Simple answer is that you can’t parallelize LLM work.
It generate answers word-by-word, (or token-by-token to be more precise) so it’s impossible to split task into 10-100-1000 different pieces that you could send into this distributed network.Each word in the LLM answer also serve as part of input to calculate next one, so LLMs are actually counter-distributed systems.
You’d better tell the GPU manufacturers that LLM workloads can’t be parallelized.
The point of Transformers is that the matrix operations can be parallelized, unlike in standard RNNs.
The issue with distributing those parallel operations is that for every partition of the workload, you introduce latency.

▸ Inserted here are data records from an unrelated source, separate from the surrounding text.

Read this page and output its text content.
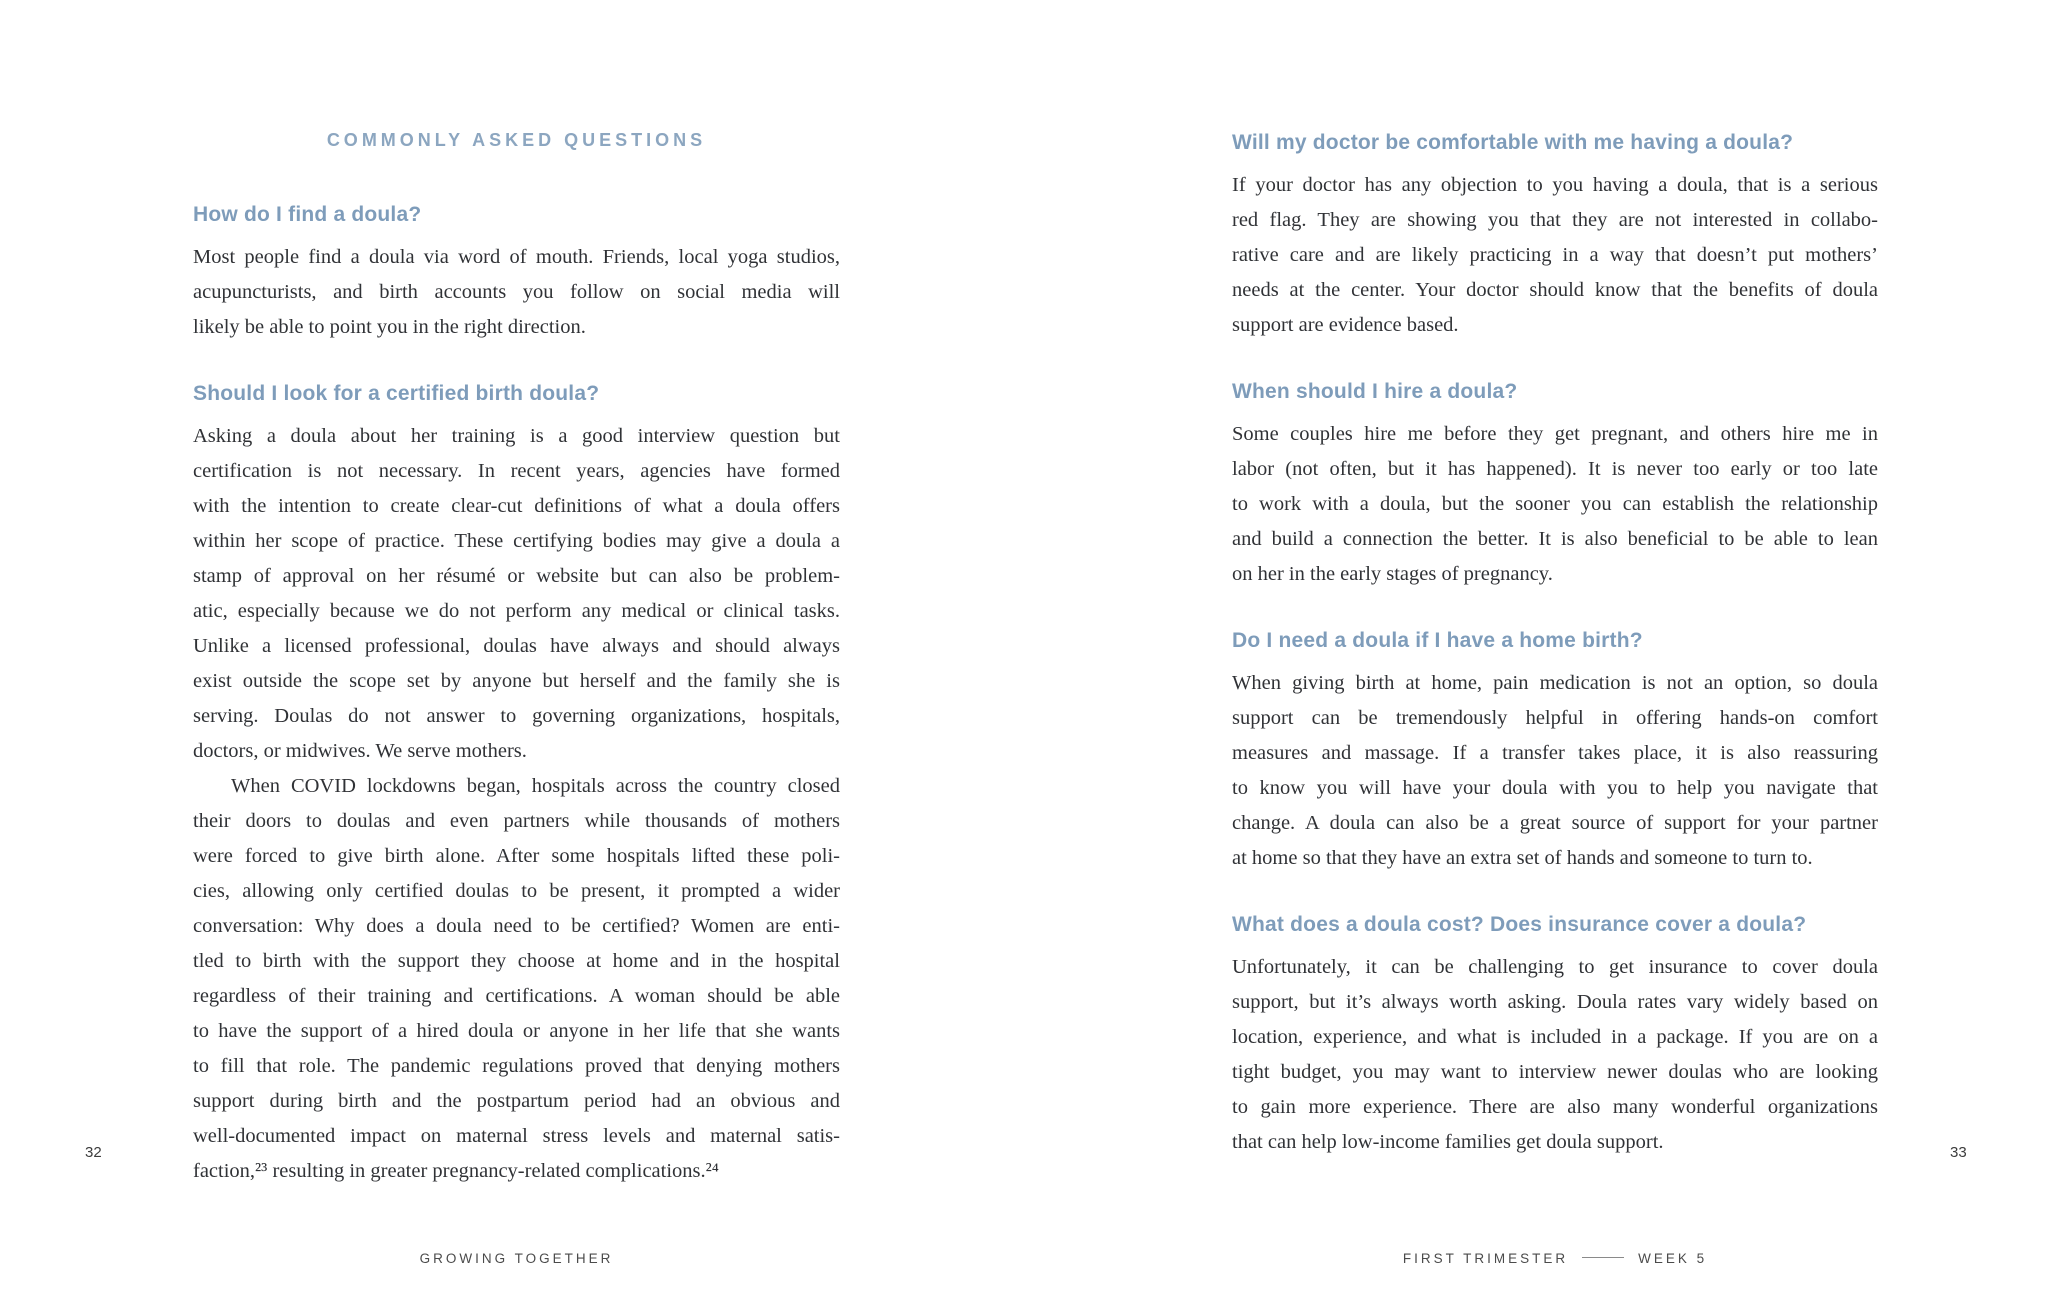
COMMONLY ASKED QUESTIONS
How do I find a doula?
Most people find a doula via word of mouth. Friends, local yoga studios,
acupuncturists, and birth accounts you follow on social media will
likely be able to point you in the right direction.
Should I look for a certified birth doula?
Asking a doula about her training is a good interview question but
certification is not necessary. In recent years, agencies have formed
with the intention to create clear-cut definitions of what a doula offers
within her scope of practice. These certifying bodies may give a doula a
stamp of approval on her résumé or website but can also be problem-
atic, especially because we do not perform any medical or clinical tasks.
Unlike a licensed professional, doulas have always and should always
exist outside the scope set by anyone but herself and the family she is
serving. Doulas do not answer to governing organizations, hospitals,
doctors, or midwives. We serve mothers.
When COVID lockdowns began, hospitals across the country closed
their doors to doulas and even partners while thousands of mothers
were forced to give birth alone. After some hospitals lifted these poli-
cies, allowing only certified doulas to be present, it prompted a wider
conversation: Why does a doula need to be certified? Women are enti-
tled to birth with the support they choose at home and in the hospital
regardless of their training and certifications. A woman should be able
to have the support of a hired doula or anyone in her life that she wants
to fill that role. The pandemic regulations proved that denying mothers
support during birth and the postpartum period had an obvious and
well-documented impact on maternal stress levels and maternal satis-
faction,²³ resulting in greater pregnancy-related complications.²⁴
Will my doctor be comfortable with me having a doula?
If your doctor has any objection to you having a doula, that is a serious
red flag. They are showing you that they are not interested in collabo-
rative care and are likely practicing in a way that doesn’t put mothers’
needs at the center. Your doctor should know that the benefits of doula
support are evidence based.
When should I hire a doula?
Some couples hire me before they get pregnant, and others hire me in
labor (not often, but it has happened). It is never too early or too late
to work with a doula, but the sooner you can establish the relationship
and build a connection the better. It is also beneficial to be able to lean
on her in the early stages of pregnancy.
Do I need a doula if I have a home birth?
When giving birth at home, pain medication is not an option, so doula
support can be tremendously helpful in offering hands-on comfort
measures and massage. If a transfer takes place, it is also reassuring
to know you will have your doula with you to help you navigate that
change. A doula can also be a great source of support for your partner
at home so that they have an extra set of hands and someone to turn to.
What does a doula cost? Does insurance cover a doula?
Unfortunately, it can be challenging to get insurance to cover doula
support, but it’s always worth asking. Doula rates vary widely based on
location, experience, and what is included in a package. If you are on a
tight budget, you may want to interview newer doulas who are looking
to gain more experience. There are also many wonderful organizations
that can help low-income families get doula support.
32	33
GROWING TOGETHER	FIRST TRIMESTER	WEEK 5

If you offload a layer at a time, then you are introducing both the latency of the slowest worker and the network latency, plus the latency of combining results back into one set.
If you’re partitioning at finer grain, eg parts of a layer, then you add even more latency.
Latency can go from 1ms per layer in a monolithic LLM to >1s. That means response times measured in multiple minutes.
It does exist, but really only works when you have very high speed, low latency connections between the machine. Like infiniteband.
I mean, they get distributed over multiple GPU cores… what’s it matter if they’re local or not?